Абстракция абстракцией, никто ничего не видит.
– Да присмотритесь, – он, чуть ли не плача, обводит пальцем какой-то вполне невинный завиток-арабеск. – Это же профиль Троцкого! Вылитый!
Рассказ Белкина
Женя Михнов-Войтенко был правильный неформал. Писал абстракции поллоковского толка, вышел даже на свою ноту: тюбики, абстракция с поп-артистским уклоном.

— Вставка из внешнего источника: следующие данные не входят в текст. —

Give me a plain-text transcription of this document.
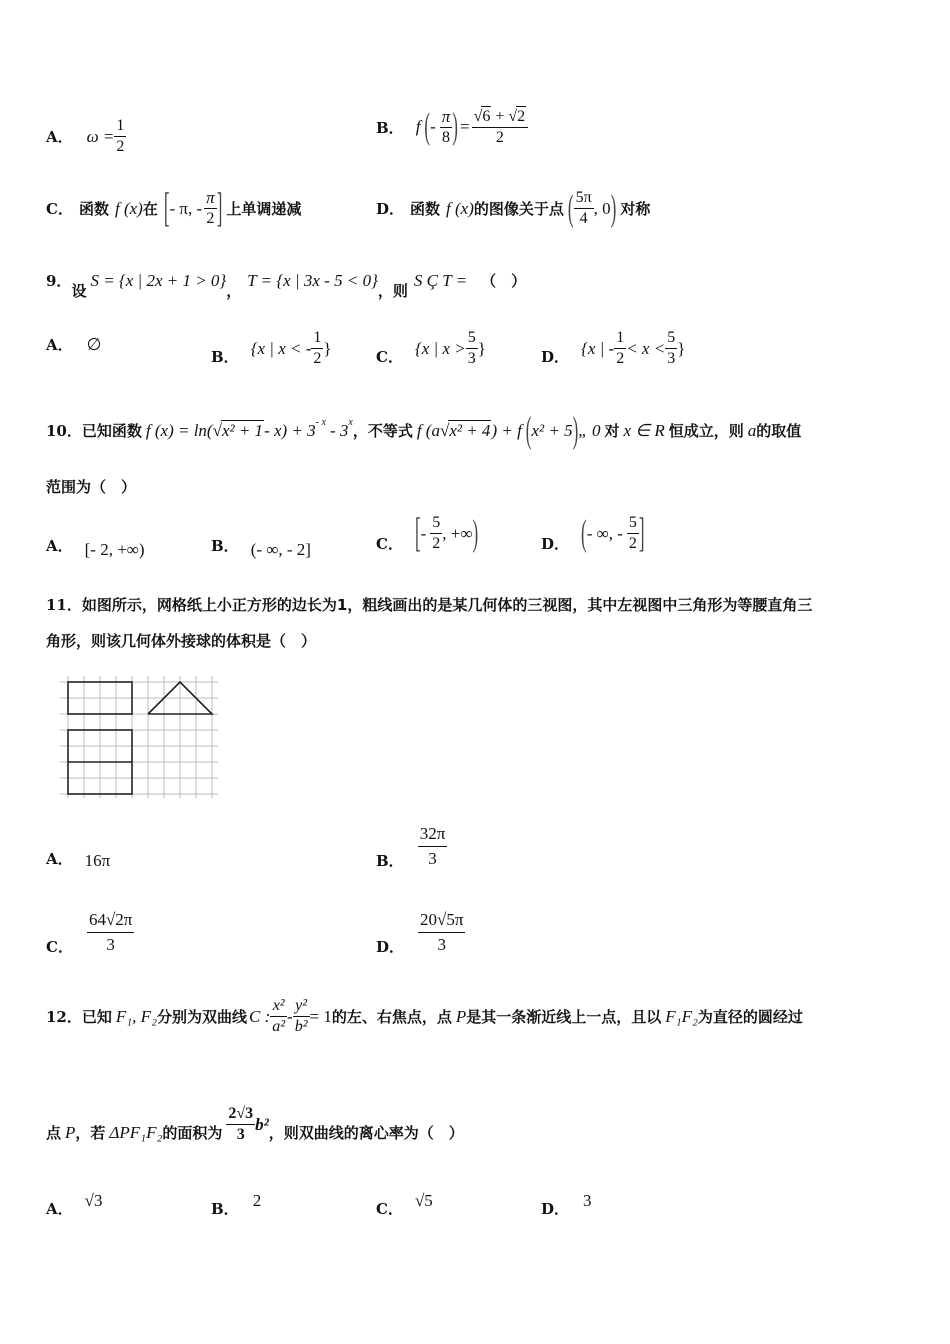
A． $\omega = \frac{1}{2}$	B． f ( - $\frac{\pi}{8}$ ) = $\frac{√6 + √2}{2}$
C． 函数 f (x) 在 [ - π, - $\frac{\pi}{2}$ ] 上单调递减	D． 函数 f (x) 的图像关于点 ( $\frac{5\pi}{4}$ , 0 ) 对称
9．
设
S = {x | 2x + 1 > 0}
，
T = {x | 3x - 5 < 0}
，则
S Ç T = （　）
A． ∅
B． {x | x < - $\frac{1}{2}$ }	C． {x | $x > \frac{5}{3}$ }	D． {x | - $\frac{1}{2} < x < \frac{5}{3}$ }
10． 已知函数 f (x) = ln( √x² + 1 - x) + 3 - x - 3 x ，不等式 f (a √x² + 4 ) + f ( x² + 5 ) „ 0 对 x ∈ R 恒成立，则 a 的取值
范围为（　）
A． [- 2, +∞)	B． (- ∞, - 2]	C． [ - $\frac{5}{2}$ , +∞ )	D． ( - ∞, - $\frac{5}{2}$ ]
11． 如图所示，网格纸上小正方形的边长为1，粗线画出的是某几何体的三视图，其中左视图中三角形为等腰直角三
角形，则该几何体外接球的体积是（　）
A． 16π	B． $\frac{32\pi}{3}$
C． $\frac{64√2\pi}{3}$	D． $\frac{20√5\pi}{3}$
12． 已知 F₁, F₂ 分别为双曲线 C : $\frac{\text{x²}}{\text{a²}} - \frac{\text{y²}}{\text{b²}} = 1$ 的左、右焦点，点 P 是其一条渐近线上一点，且以 F₁F₂ 为直径的圆经过
点 P ，若 ΔPF₁F₂ 的面积为 $\frac{2√3}{3} b^2$ ，则双曲线的离心率为（　）
A． √3	B． 2	C． √5	D． 3
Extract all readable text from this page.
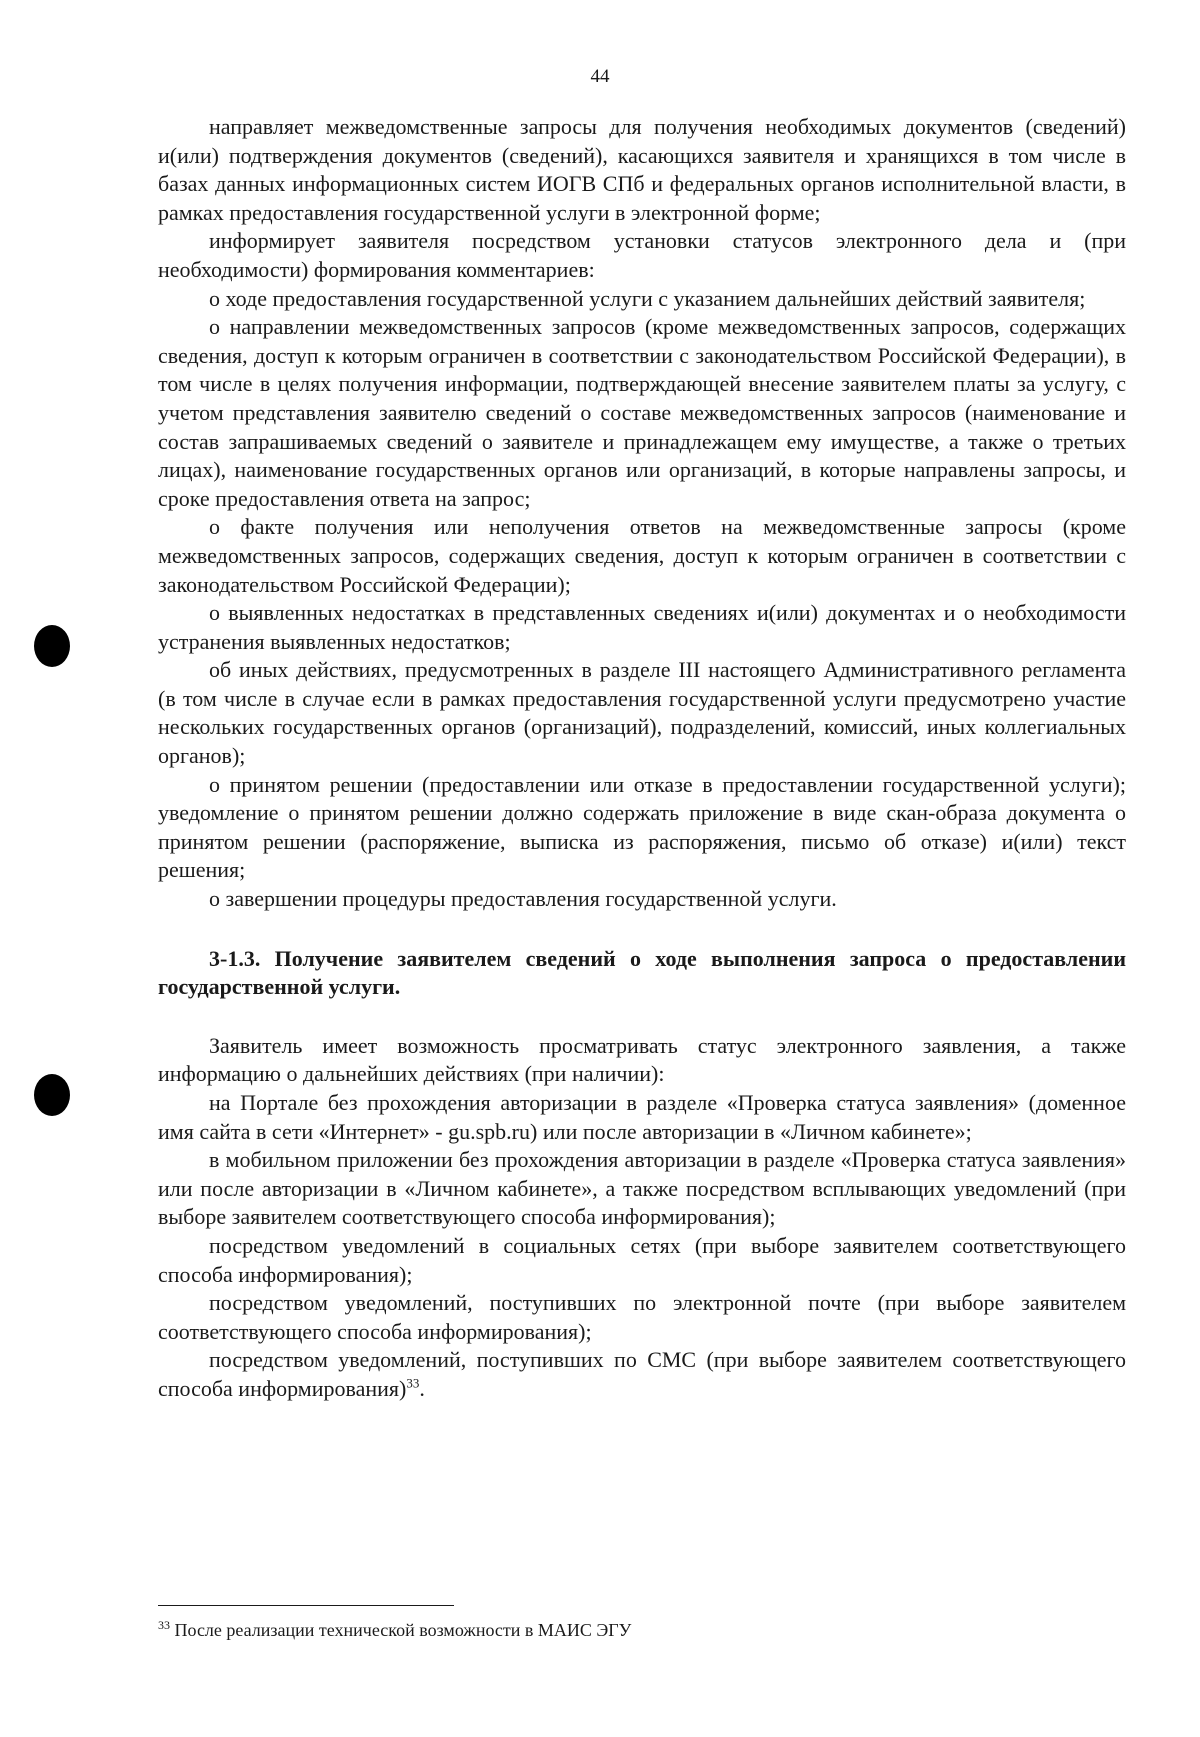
44

направляет межведомственные запросы для получения необходимых документов (сведений) и(или) подтверждения документов (сведений), касающихся заявителя и хранящихся в том числе в базах данных информационных систем ИОГВ СПб и федеральных органов исполнительной власти, в рамках предоставления государственной услуги в электронной форме;

информирует заявителя посредством установки статусов электронного дела и (при необходимости) формирования комментариев:

о ходе предоставления государственной услуги с указанием дальнейших действий заявителя;

о направлении межведомственных запросов (кроме межведомственных запросов, содержащих сведения, доступ к которым ограничен в соответствии с законодательством Российской Федерации), в том числе в целях получения информации, подтверждающей внесение заявителем платы за услугу, с учетом представления заявителю сведений о составе межведомственных запросов (наименование и состав запрашиваемых сведений о заявителе и принадлежащем ему имуществе, а также о третьих лицах), наименование государственных органов или организаций, в которые направлены запросы, и сроке предоставления ответа на запрос;

о факте получения или неполучения ответов на межведомственные запросы (кроме межведомственных запросов, содержащих сведения, доступ к которым ограничен в соответствии с законодательством Российской Федерации);

о выявленных недостатках в представленных сведениях и(или) документах и о необходимости устранения выявленных недостатков;

об иных действиях, предусмотренных в разделе III настоящего Административного регламента (в том числе в случае если в рамках предоставления государственной услуги предусмотрено участие нескольких государственных органов (организаций), подразделений, комиссий, иных коллегиальных органов);

о принятом решении (предоставлении или отказе в предоставлении государственной услуги); уведомление о принятом решении должно содержать приложение в виде скан-образа документа о принятом решении (распоряжение, выписка из распоряжения, письмо об отказе) и(или) текст решения;

о завершении процедуры предоставления государственной услуги.

3-1.3. Получение заявителем сведений о ходе выполнения запроса о предоставлении государственной услуги.

Заявитель имеет возможность просматривать статус электронного заявления, а также информацию о дальнейших действиях (при наличии):

на Портале без прохождения авторизации в разделе «Проверка статуса заявления» (доменное имя сайта в сети «Интернет» - gu.spb.ru) или после авторизации в «Личном кабинете»;

в мобильном приложении без прохождения авторизации в разделе «Проверка статуса заявления» или после авторизации в «Личном кабинете», а также посредством всплывающих уведомлений (при выборе заявителем соответствующего способа информирования);

посредством уведомлений в социальных сетях (при выборе заявителем соответствующего способа информирования);

посредством уведомлений, поступивших по электронной почте (при выборе заявителем соответствующего способа информирования);

посредством уведомлений, поступивших по СМС (при выборе заявителем соответствующего способа информирования)$^{33}$.

$^{33}$ После реализации технической возможности в МАИС ЭГУ
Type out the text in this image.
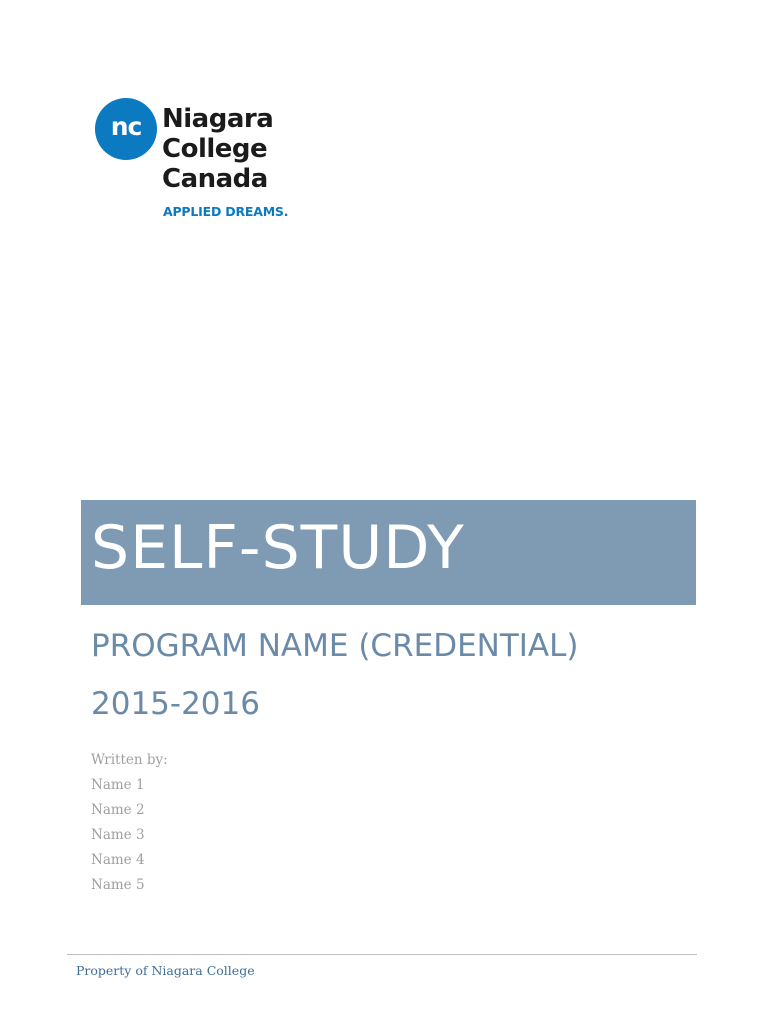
nc Niagara
College
Canada
APPLIED DREAMS.
SELF-STUDY
PROGRAM NAME (CREDENTIAL)
2015-2016
Written by:
Name 1
Name 2
Name 3
Name 4
Name 5
Property of Niagara College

В жизни был строг: весь день писал, затем бухал, все это беззаветно. Кое-что продавал. Жил за счет жены, души в нем не чаявшей. Кажется, она была участковым врачом, бегала по вызовам. Как-то он что-то продал.
– Женечка, может, отложим мне на сапоги. Совсем прохудились. А ведь мне по стольким адресам нужно успеть обернуться!
Михнов-Войтенко вышел в коридор. Снял ее пальтишко с вешалки, открыл дверь и выбросил его на лестницу. Квартира, надо сказать, принадлежала жене.
– Вон отсюда! В этом доме говорят только об искусстве!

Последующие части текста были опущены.